Martin’ efforts resulted in a high-flow experiment in 2008, with the backing of the Interior Department. And a new high-flow experimental protocol has been drafted for the future, with commitment by Interior Secretary Ken Salazar.
“It’s a change of operations at Glen Canyon Dam that happened in part because of Steve’s advocacy,” Lash said. “It’s not just words. And he did it with political risk, in a politically contentious environment.”
Martin says his family won’t be jumping with both feet into retirement right away. His wife, Cid Martin, will keep her multiposition appointment as director of Indian affairs for the NPS’s Intermountain Region, superintendent of Canyon de Chelly and Navajo national monuments and the Hubble Trading Post.
He and Cid have ambitions to work with the international conservation community in Chile, Australia and Mexico.
“As you might expect, we’re outdoors people,” he said.
He said getting the overflights plan into a final draft will require work and public involvement.
“We really need to continue to be advocates for the restoration of the Colorado River,” he added. “It’s not a water issue. It’s a timing and flow issue.”

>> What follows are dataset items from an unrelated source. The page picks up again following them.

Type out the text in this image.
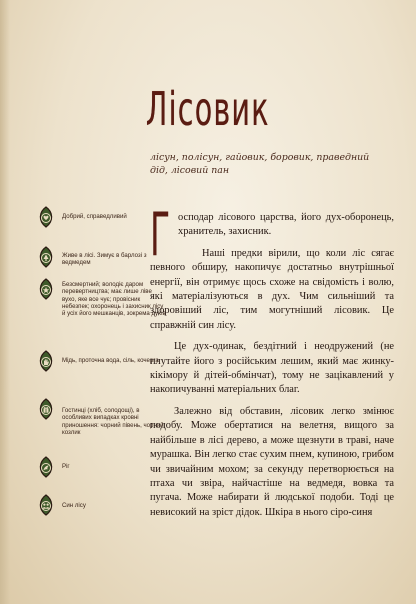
Лісовик
лісун, полісун, гайовик, боровик, праведний дід, лісовий пан
Добрий, справедливий
Живе в лісі. Зимує в барлозі з ведмедем
Безсмертний; володіє даром перевертництва; має лише ліве вухо, яке все чує; провісник небезпек; охоронець і захисник лісу й усіх його мешканців, зокрема духів
Мідь, проточна вода, сіль, кочерга
Гостинці (хліб, солодощі), в особливих випадках кровні приношення: чорний півень, чорний козлик
Ріг
Син лісу

Господар лісового царства, його дух-оборонець, хранитель, захисник.

Наші предки вірили, що коли ліс сягає певного обширу, накопичує достатньо внутрішньої енергії, він отримує щось схоже на свідомість і волю, які матеріалізуються в дух. Чим сильніший та здоровіший ліс, тим могутніший лісовик. Це справжній син лісу.

Це дух-одинак, бездітний і неодружений (не плутайте його з російським лешим, який має жинку-кікімору й дітей-обмінчат), тому не зацікавлений у накопичуванні матеріальних благ.

Залежно від обставин, лісовик легко змінює подобу. Може обертатися на велетня, вищого за найбільше в лісі дерево, а може щезнути в траві, наче мурашка. Він легко стає сухим пнем, купиною, грибом чи звичайним мохом; за секунду перетворюється на птаха чи звіра, найчастіше на ведмедя, вовка та пугача. Може набирати й людської подоби. Тоді це невисокий на зріст дідок. Шкіра в нього сіро-синя
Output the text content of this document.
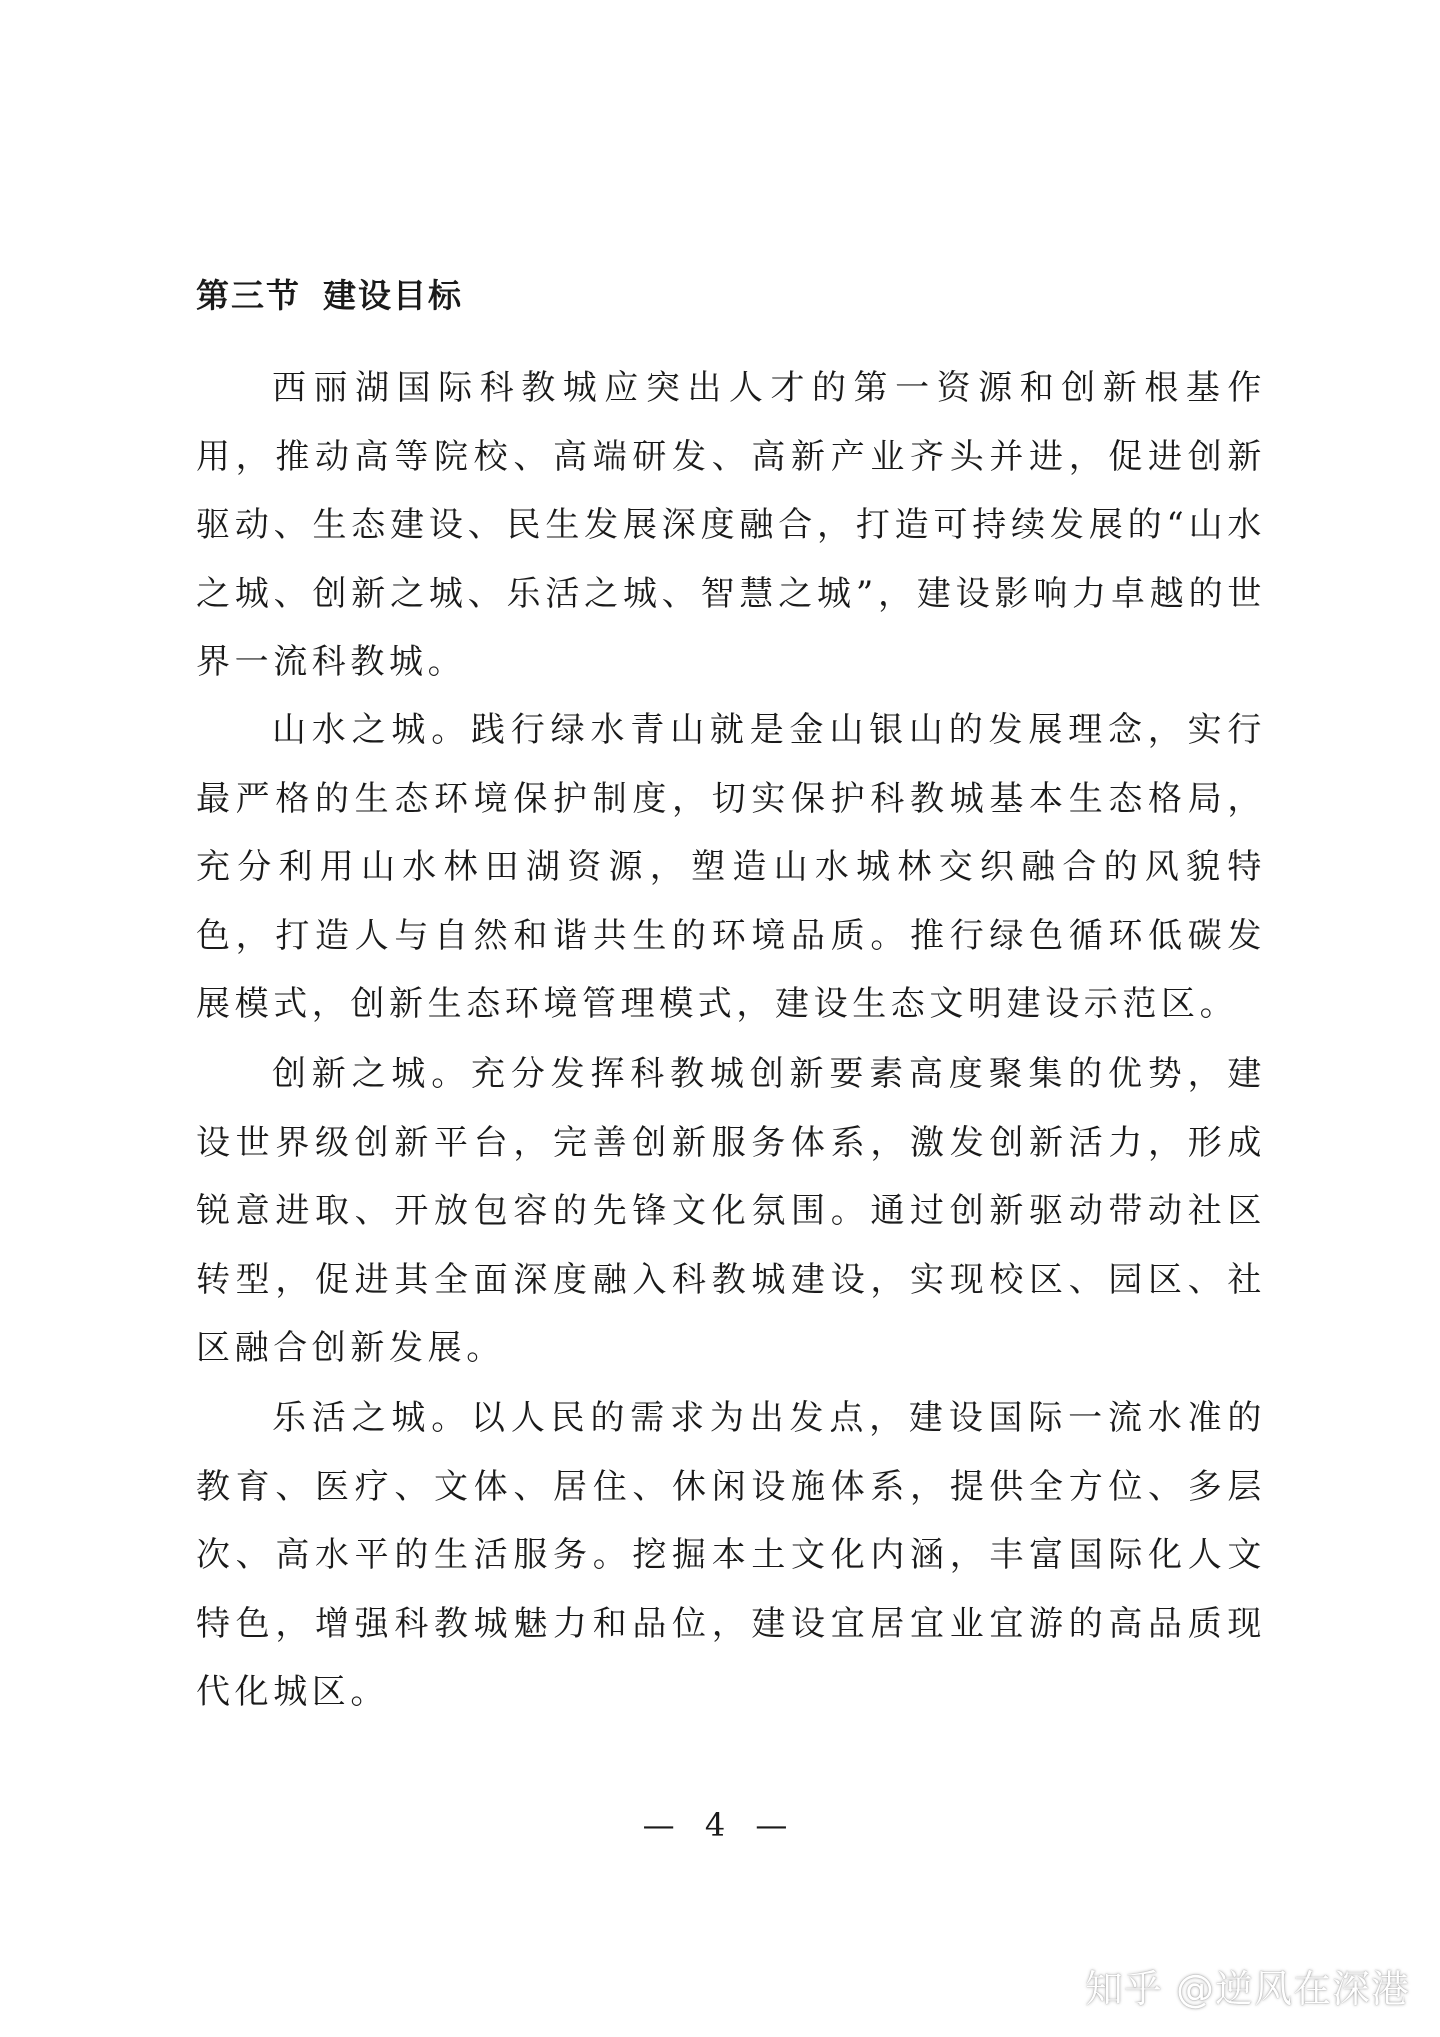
第三节 建设目标

西丽湖国际科教城应突出人才的第一资源和创新根基作用，推动高等院校、高端研发、高新产业齐头并进，促进创新驱动、生态建设、民生发展深度融合，打造可持续发展的“山水之城、创新之城、乐活之城、智慧之城”，建设影响力卓越的世界一流科教城。

山水之城。践行绿水青山就是金山银山的发展理念，实行最严格的生态环境保护制度，切实保护科教城基本生态格局，充分利用山水林田湖资源，塑造山水城林交织融合的风貌特色，打造人与自然和谐共生的环境品质。推行绿色循环低碳发展模式，创新生态环境管理模式，建设生态文明建设示范区。

创新之城。充分发挥科教城创新要素高度聚集的优势，建设世界级创新平台，完善创新服务体系，激发创新活力，形成锐意进取、开放包容的先锋文化氛围。通过创新驱动带动社区转型，促进其全面深度融入科教城建设，实现校区、园区、社区融合创新发展。

乐活之城。以人民的需求为出发点，建设国际一流水准的教育、医疗、文体、居住、休闲设施体系，提供全方位、多层次、高水平的生活服务。挖掘本土文化内涵，丰富国际化人文特色，增强科教城魅力和品位，建设宜居宜业宜游的高品质现代化城区。

— 4 —
知乎 @逆风在深港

And taking care of the employees is something that is a constant, he said, along with continuing to adapt outreach efforts to changing times. That means adapting earth science lessons for the new, computer-savvy generation, he said, but being ready to educate them on how to survive outdoors once they arrive at the canyon.
“The work is never done,” he said. “You just sort of jump from the speeding train and hope someone else takes the wheel.”
In the short term, Jane Lyder, deputy assistant secretary for Fish and Wildlife and Parks for the Interior Department, has been named acting superintendent of Grand Canyon. She’ll assume her new duties this month.